I'm sure that, like me, for many contacts and colleagues, working days are running in anything but the usual order, anything but the usual way. For me, business has stopped for the time being, all bar finishing off some vital tasks to conclude a great assignment with a client whose people gave, gave and gave again as I worked to help them problem solve and solution find. I am still adjusting to the fact that, the diary being on hold (not closed!) there is, for the first time in my working life, no rush.  No urgency in getting that domestic business done around my business and the people who seek to use it. I can take my time in the kitchen and the garden, at the piano or in my permitted outside exercise a day.  This is not my style, and it makes me a bit jumpy.  It's a struggle to believe it, let alone let my clock run slower than usual.  For former colleague DCSs and their staff and partners, whilst some of the everyday clutter might have set itself aside, their days are very full, their sleeves rolled up and their heroic efforts focused on ensuring the people they serve are as safe as possible, for as long as possible, with as much dignity and support as can be afforded them. I salute them, as ever.  I do remember what single community crises were like when I did the job.  But then there was simply nothing of the scale, or the likely longevity, of the current massive challenge facing them, and society, right now.   

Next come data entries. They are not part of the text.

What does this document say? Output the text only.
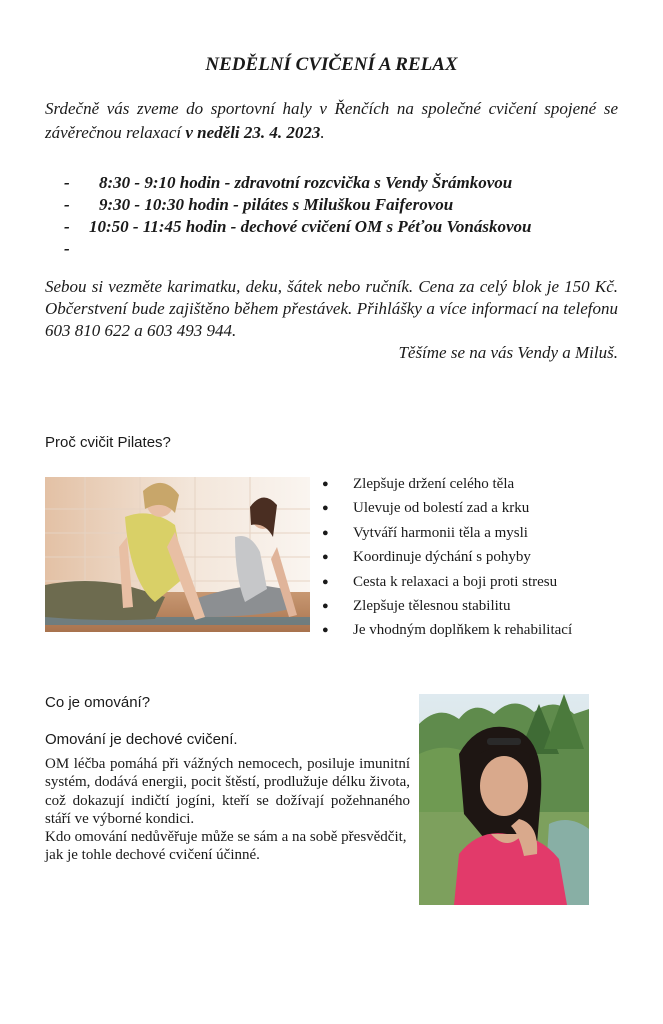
NEDĚLNÍ CVIČENÍ A RELAX
Srdečně vás zveme do sportovní haly v Řenčích na společné cvičení spojené se závěrečnou relaxací v neděli 23. 4. 2023.
- 8:30 - 9:10 hodin - zdravotní rozcvička s Vendy Šrámkovou
- 9:30 - 10:30 hodin - pilátes s Miluškou Faiferovou
- 10:50 - 11:45 hodin - dechové cvičení OM s Péťou Vonáskovou
-
Sebou si vezměte karimatku, deku, šátek nebo ručník. Cena za celý blok je 150 Kč. Občerstvení bude zajištěno během přestávek. Přihlášky a více informací na telefonu 603 810 622 a 603 493 944.
Těšíme se na vás Vendy a Miluš.
Proč cvičit Pilates?
● Zlepšuje držení celého těla
● Ulevuje od bolestí zad a krku
● Vytváří harmonii těla a mysli
● Koordinuje dýchání s pohyby
● Cesta k relaxaci a boji proti stresu
● Zlepšuje tělesnou stabilitu
● Je vhodným doplňkem k rehabilitací
Co je omování?
Omování je dechové cvičení.

OM léčba pomáhá při vážných nemocech, posiluje imunitní systém, dodává energii, pocit štěstí, prodlužuje délku života, což dokazují indičtí jogíni, kteří se dožívají požehnaného stáří ve výborné kondici.

Kdo omování nedůvěřuje může se sám a na sobě přesvědčit, jak je tohle dechové cvičení účinné.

This period of enforced introspection has got me thinking, mostly in the researcher part of my brain.  What I see on a daily basis is that, beyond the muppets who don't think Covid19 is serious or could affect them and won't modify their conduct beyond getting mad and behaving badly, thousands of people are just doing good. Volunteering, offering simple help like dropping off shopping on a neighbour's doorstep, going a LOT further and putting themselves on the line, offering free online support to parents whose children are not at school so everybody may be feeling the strain.  The observer in me is starting to hatch some ideas that would bear scrutiny when this is all over.  Here are some research questions you might help me think about!

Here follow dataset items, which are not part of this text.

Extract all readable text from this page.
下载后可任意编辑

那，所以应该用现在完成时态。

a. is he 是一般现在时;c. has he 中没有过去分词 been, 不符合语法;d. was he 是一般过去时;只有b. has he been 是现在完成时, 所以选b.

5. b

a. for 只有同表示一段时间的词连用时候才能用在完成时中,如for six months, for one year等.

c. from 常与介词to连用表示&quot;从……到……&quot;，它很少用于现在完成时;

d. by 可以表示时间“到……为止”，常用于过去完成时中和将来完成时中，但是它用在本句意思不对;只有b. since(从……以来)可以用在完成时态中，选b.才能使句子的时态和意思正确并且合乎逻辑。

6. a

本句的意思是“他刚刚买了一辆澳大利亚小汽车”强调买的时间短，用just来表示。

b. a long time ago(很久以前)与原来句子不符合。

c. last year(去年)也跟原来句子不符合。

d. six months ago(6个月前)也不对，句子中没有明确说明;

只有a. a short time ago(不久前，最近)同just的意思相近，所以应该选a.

Will the economy recover? Or will we have to grow to being, by necessity, a more socially aware nation that seeks out and supports our strugglers rather than blaming them for their own situations then getting on with our own lives?  What will a national workforce look like when we are through the other side?  Will we stay connected, or are we likelier to go back to being frantic, self-absorbed, as our pre-crisis behaviour tended to make us?  Will the memory of when people pulled together, stayed local, formed bonds via Zoom or Skype or WhatsApp linger?  Will we mark when we realised that "We don't need that meeting" was an actual thing?  When people found both altruism and skills they didn't know they had?  When all this is over, can we harness citizen research as well as that done in academia to explore the phenomena we are witnessing as people turn towards others as well as addressing their own concerns?  Or does it take a serious crisis, another Covid19, to make us step into a shared mental and emotional space and capture what it teaches us rather than staying in our own, meaning we will forget? I'm working on some approaches to research bodies on all this, given this is a truly remarkable, as well as a sad, scary, deeply unsettling and uncertain - an "interesting" - time.


If you would like to co-explore what I ruminated on above, or if like me you are watching fascinated as people stop buying what they don't need and concentrate on what they and others do need? Together?  Please get in touch!  


And in the meantime? Stay safe.  Good luck. And if you are in an organisation that's keeping us all going, thank you.